Embora você possa não saber dos livros de história que pode ter lido na escola, no final do século XIV e no início do século XV assistiu-se a um aumento dos tratados em defesa das mulheres, escritos pelas próprias mulheres. A mais famosa dessas mulheres provavelmente seria Christine de Pizan, escrevendo na corte francesa, mas ela não estava de forma alguma sozinha. Na Itália, a natureza e as capacidades das mulheres estavam sendo debatidas tanto por mulheres quanto por homens, que estavam em ambos os lados da discussão. Uma voz entre essas era a de Laura Cereta.

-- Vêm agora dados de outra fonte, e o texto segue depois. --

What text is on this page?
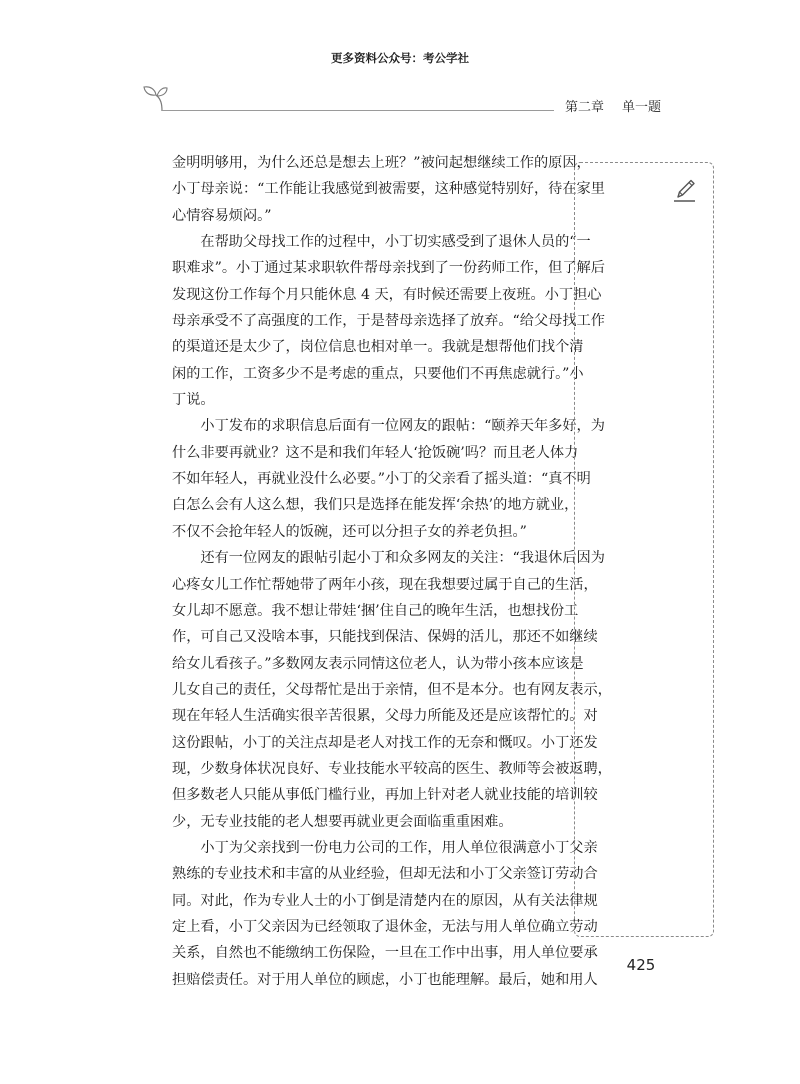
更多资料公众号：考公学社
第二章 单一题
金明明够用，为什么还总是想去上班？”被问起想继续工作的原因，
小丁母亲说：“工作能让我感觉到被需要，这种感觉特别好，待在家里
心情容易烦闷。”
　　在帮助父母找工作的过程中，小丁切实感受到了退休人员的“一
职难求”。小丁通过某求职软件帮母亲找到了一份药师工作，但了解后
发现这份工作每个月只能休息 4 天，有时候还需要上夜班。小丁担心
母亲承受不了高强度的工作，于是替母亲选择了放弃。“给父母找工作
的渠道还是太少了，岗位信息也相对单一。我就是想帮他们找个清
闲的工作，工资多少不是考虑的重点，只要他们不再焦虑就行。”小
丁说。
　　小丁发布的求职信息后面有一位网友的跟帖：“颐养天年多好，为
什么非要再就业？这不是和我们年轻人‘抢饭碗’吗？而且老人体力
不如年轻人，再就业没什么必要。”小丁的父亲看了摇头道：“真不明
白怎么会有人这么想，我们只是选择在能发挥‘余热’的地方就业，
不仅不会抢年轻人的饭碗，还可以分担子女的养老负担。”
　　还有一位网友的跟帖引起小丁和众多网友的关注：“我退休后因为
心疼女儿工作忙帮她带了两年小孩，现在我想要过属于自己的生活，
女儿却不愿意。我不想让带娃‘捆’住自己的晚年生活，也想找份工
作，可自己又没啥本事，只能找到保洁、保姆的活儿，那还不如继续
给女儿看孩子。”多数网友表示同情这位老人，认为带小孩本应该是
儿女自己的责任，父母帮忙是出于亲情，但不是本分。也有网友表示，
现在年轻人生活确实很辛苦很累，父母力所能及还是应该帮忙的。对
这份跟帖，小丁的关注点却是老人对找工作的无奈和慨叹。小丁还发
现，少数身体状况良好、专业技能水平较高的医生、教师等会被返聘，
但多数老人只能从事低门槛行业，再加上针对老人就业技能的培训较
少，无专业技能的老人想要再就业更会面临重重困难。
　　小丁为父亲找到一份电力公司的工作，用人单位很满意小丁父亲
熟练的专业技术和丰富的从业经验，但却无法和小丁父亲签订劳动合
同。对此，作为专业人士的小丁倒是清楚内在的原因，从有关法律规
定上看，小丁父亲因为已经领取了退休金，无法与用人单位确立劳动
关系，自然也不能缴纳工伤保险，一旦在工作中出事，用人单位要承
担赔偿责任。对于用人单位的顾虑，小丁也能理解。最后，她和用人
425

Cereta nasceu por volta de 1469 no norte da Itália e foi educado por alguns anos em uma escola de convento entre as idades de sete e onze anos. Ela se casou por volta dos dezesseis anos e ficou viúva aos dezoito meses. Antes e depois da viuvez, Cereta se dedicou a ler textos clássicos da Grécia e Roma Antigas e a escrever cartas que exploravam seus pensamentos e experiências. Ela deixou para trás um tesouro dentro dela Epistolae familiares, uma coleção de cartas, algumas pessoais, algumas impessoais, antes de morrer, aos trinta anos. Diana Robin traduziu o trabalho de Cereta para o inglês em Laura Cereta: cartas coletadas de uma feminista renascentista (todas as citações abaixo são desta edição).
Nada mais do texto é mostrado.